Self-adapting capabilities of the hooves show their maximal effectiveness in wild equids (but domesticated horses show this too, to a lesser extent), as shown by the soundness of feral horses, such as Mustangs, in a wide variety of environments.

==Hoof evolution==
Equid hooves are the result of the 55-million-year evolution of the horse. The ancestral horse, Eohippus, is characterized by four toes on the hindfeet and three toes on the forefeet. Wild and domesticated Equus species share a very similar hoof shape and function. The present-day conformation of the hoof is a result of a progressive evolutionary loss of digits I, II, IV, and V of the basal pentadactyl limb, with changes in bones, joints, and the hoof capsule. The resulting conformation allows a heavy, strong body to move with high speed on any ground, and most efficiently on open, hard, flat areas like prairies and deserts (an example of cursorial specialisation).

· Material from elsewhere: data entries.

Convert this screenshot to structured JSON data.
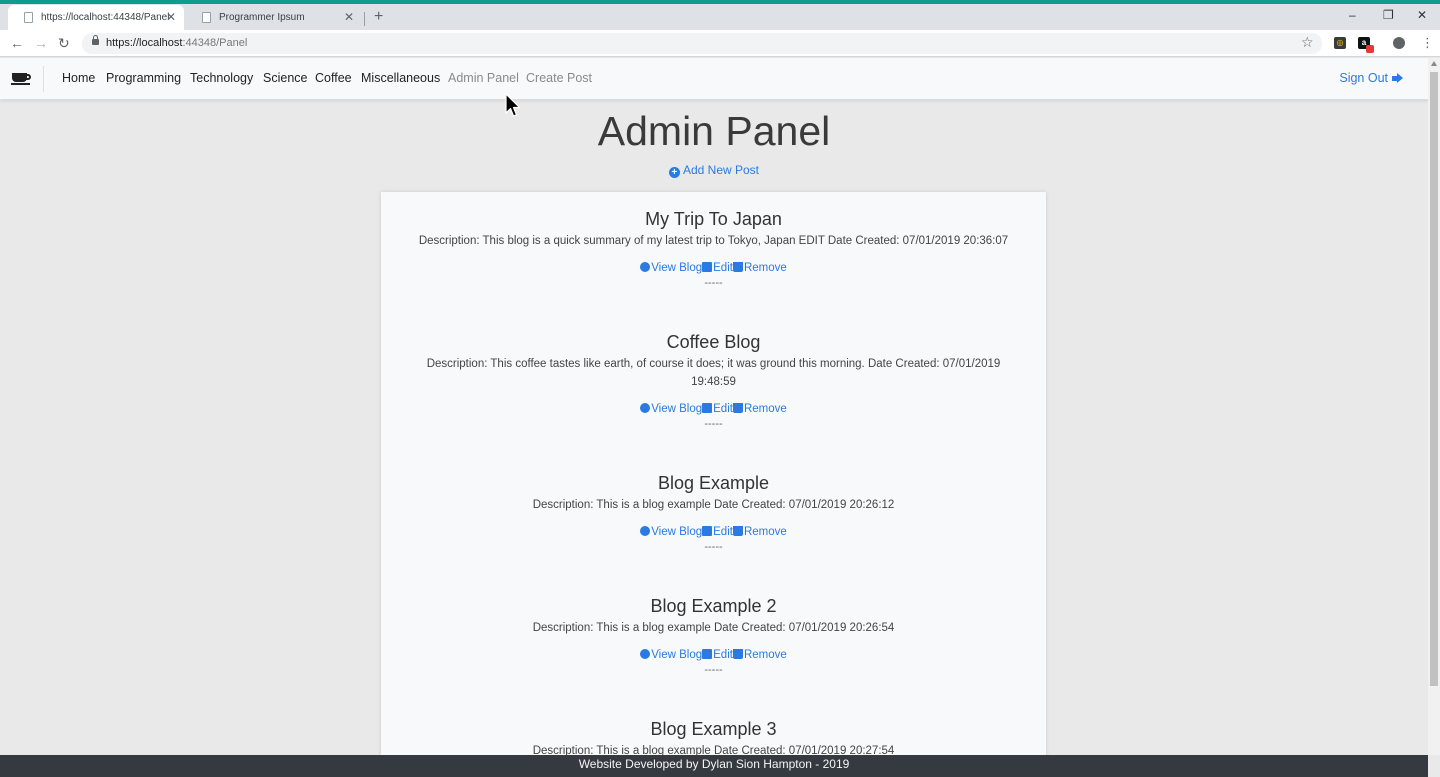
{
  "browser": {
    "tabs": [
      {
        "title": "https://localhost:44348/Panel",
        "active": true
      },
      {
        "title": "Programmer Ipsum",
        "active": false
      }
    ],
    "url_scheme": "https://",
    "url_host": "localhost",
    "url_rest": ":44348/Panel"
  },
  "nav": {
    "links": [
      "Home",
      "Programming",
      "Technology",
      "Science",
      "Coffee",
      "Miscellaneous",
      "Admin Panel",
      "Create Post"
    ],
    "sign_out": "Sign Out"
  },
  "page": {
    "title": "Admin Panel",
    "add_new_post": "Add New Post"
  },
  "posts": [
    {
      "title": "My Trip To Japan",
      "description": "Description: This blog is a quick summary of my latest trip to Tokyo, Japan EDIT Date Created: 07/01/2019 20:36:07"
    },
    {
      "title": "Coffee Blog",
      "description": "Description: This coffee tastes like earth, of course it does; it was ground this morning. Date Created: 07/01/2019 19:48:59"
    },
    {
      "title": "Blog Example",
      "description": "Description: This is a blog example Date Created: 07/01/2019 20:26:12"
    },
    {
      "title": "Blog Example 2",
      "description": "Description: This is a blog example Date Created: 07/01/2019 20:26:54"
    },
    {
      "title": "Blog Example 3",
      "description": "Description: This is a blog example Date Created: 07/01/2019 20:27:54"
    }
  ],
  "actions": {
    "view": "View Blog",
    "edit": "Edit",
    "remove": "Remove",
    "separator": "-----"
  },
  "footer": {
    "text": "Website Developed by Dylan Sion Hampton - 2019"
  },
  "colors": {
    "link": "#2a7ae2",
    "footer_bg": "#343a40",
    "accent_strip": "#0f9c8f"
  }
}
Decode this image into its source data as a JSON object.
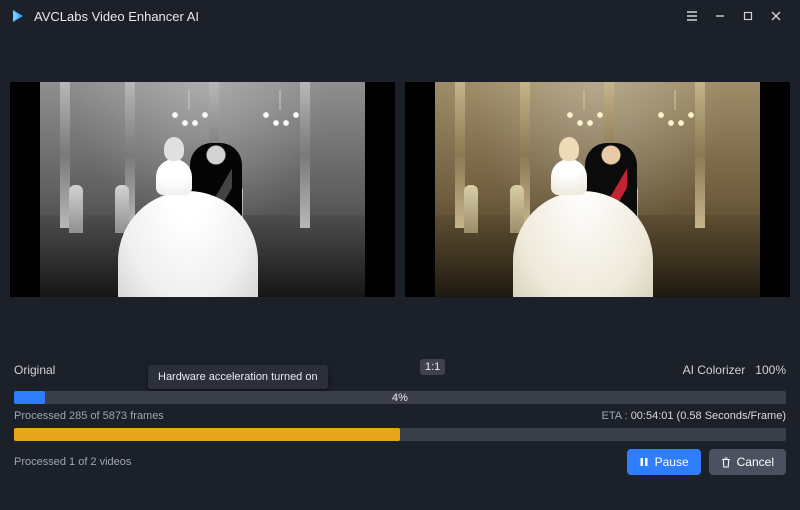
{
  "titlebar": {
    "app_name": "AVCLabs Video Enhancer AI"
  },
  "preview": {
    "left_label": "Original",
    "right_label": "AI Colorizer",
    "zoom_percent": "100%",
    "ratio_badge": "1:1"
  },
  "tooltip": {
    "hw_accel": "Hardware acceleration turned on"
  },
  "progress": {
    "percent_label": "4%",
    "percent_value": 4,
    "frames_text": "Processed 285 of 5873 frames",
    "frame_fill_percent": 50,
    "eta_prefix": "ETA :",
    "eta_value": "00:54:01 (0.58 Seconds/Frame)",
    "videos_text": "Processed 1 of 2 videos"
  },
  "buttons": {
    "pause": "Pause",
    "cancel": "Cancel"
  },
  "colors": {
    "accent_blue": "#2f7cff",
    "accent_orange": "#e6a71d",
    "bg": "#1b2029",
    "track": "#3a3f4a"
  }
}
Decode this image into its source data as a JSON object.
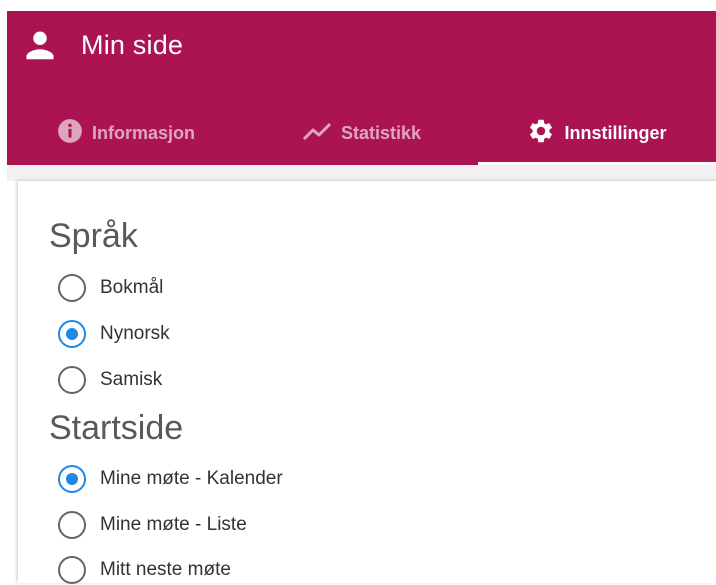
{
  "header": {
    "title": "Min side",
    "icon": "person-icon",
    "background": "#ab1352"
  },
  "tabs": [
    {
      "label": "Informasjon",
      "icon": "info-icon",
      "active": false
    },
    {
      "label": "Statistikk",
      "icon": "trending-up-icon",
      "active": false
    },
    {
      "label": "Innstillinger",
      "icon": "gear-icon",
      "active": true
    }
  ],
  "language": {
    "title": "Språk",
    "options": [
      {
        "label": "Bokmål",
        "checked": false
      },
      {
        "label": "Nynorsk",
        "checked": true
      },
      {
        "label": "Samisk",
        "checked": false
      }
    ]
  },
  "startpage": {
    "title": "Startside",
    "options": [
      {
        "label": "Mine møte - Kalender",
        "checked": true
      },
      {
        "label": "Mine møte - Liste",
        "checked": false
      },
      {
        "label": "Mitt neste møte",
        "checked": false
      }
    ]
  },
  "colors": {
    "accent": "#ab1352",
    "radio_selected": "#1e88e5"
  }
}
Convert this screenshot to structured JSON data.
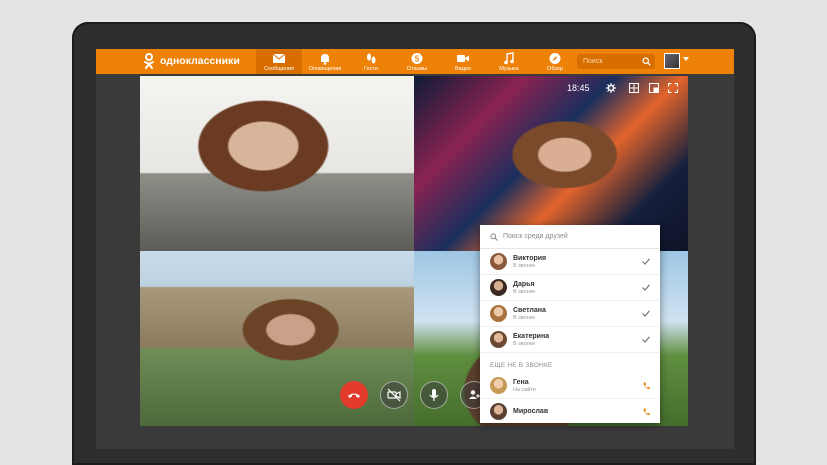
{
  "app": {
    "name": "одноклассники",
    "brand_color": "#ee8208"
  },
  "nav": [
    {
      "label": "Сообщения",
      "icon": "envelope-icon",
      "active": true
    },
    {
      "label": "Оповещения",
      "icon": "bell-icon",
      "active": false
    },
    {
      "label": "Гости",
      "icon": "footprints-icon",
      "active": false
    },
    {
      "label": "Отзывы",
      "icon": "rating-icon",
      "active": false
    },
    {
      "label": "Видео",
      "icon": "video-camera-icon",
      "active": false
    },
    {
      "label": "Музыка",
      "icon": "music-icon",
      "active": false
    },
    {
      "label": "Обзор",
      "icon": "compass-icon",
      "active": false
    }
  ],
  "search": {
    "placeholder": "Поиск"
  },
  "call": {
    "time": "18:45",
    "end_color": "#e23b2c"
  },
  "panel": {
    "search_placeholder": "Поиск среди друзей",
    "in_call": [
      {
        "name": "Виктория",
        "status": "В звонке"
      },
      {
        "name": "Дарья",
        "status": "В звонке"
      },
      {
        "name": "Светлана",
        "status": "В звонке"
      },
      {
        "name": "Екатерина",
        "status": "В звонке"
      }
    ],
    "not_in_call_title": "ЕЩЕ НЕ В ЗВОНКЕ",
    "not_in_call": [
      {
        "name": "Гена",
        "status": "На сайте"
      },
      {
        "name": "Мирослав",
        "status": ""
      }
    ]
  }
}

A 2018 study has found that the hoof's skeleton may contain remnants of the horse's other digits.

==Disorders==

Several disorders and injuries can affect the equine hoof, with laminitis being the most serious. Thrush and white line disease, common infections, can become serious if left untreated. Quittor, an infection of collateral cartilages in the lower leg, is also sometimes seen, although most commonly in draft horses. Hoof wall separation disease is a genetic hoof disease.

Toe and quarter cracks are splits along the line of the tubules in a hoof wall. They can result from poor shoeing and management practices, natural hoof conformation, or injuries to the leg and hoof. Quarter cracks are most commonly seen on the inside of the front hooves or the outside of the hind hooves.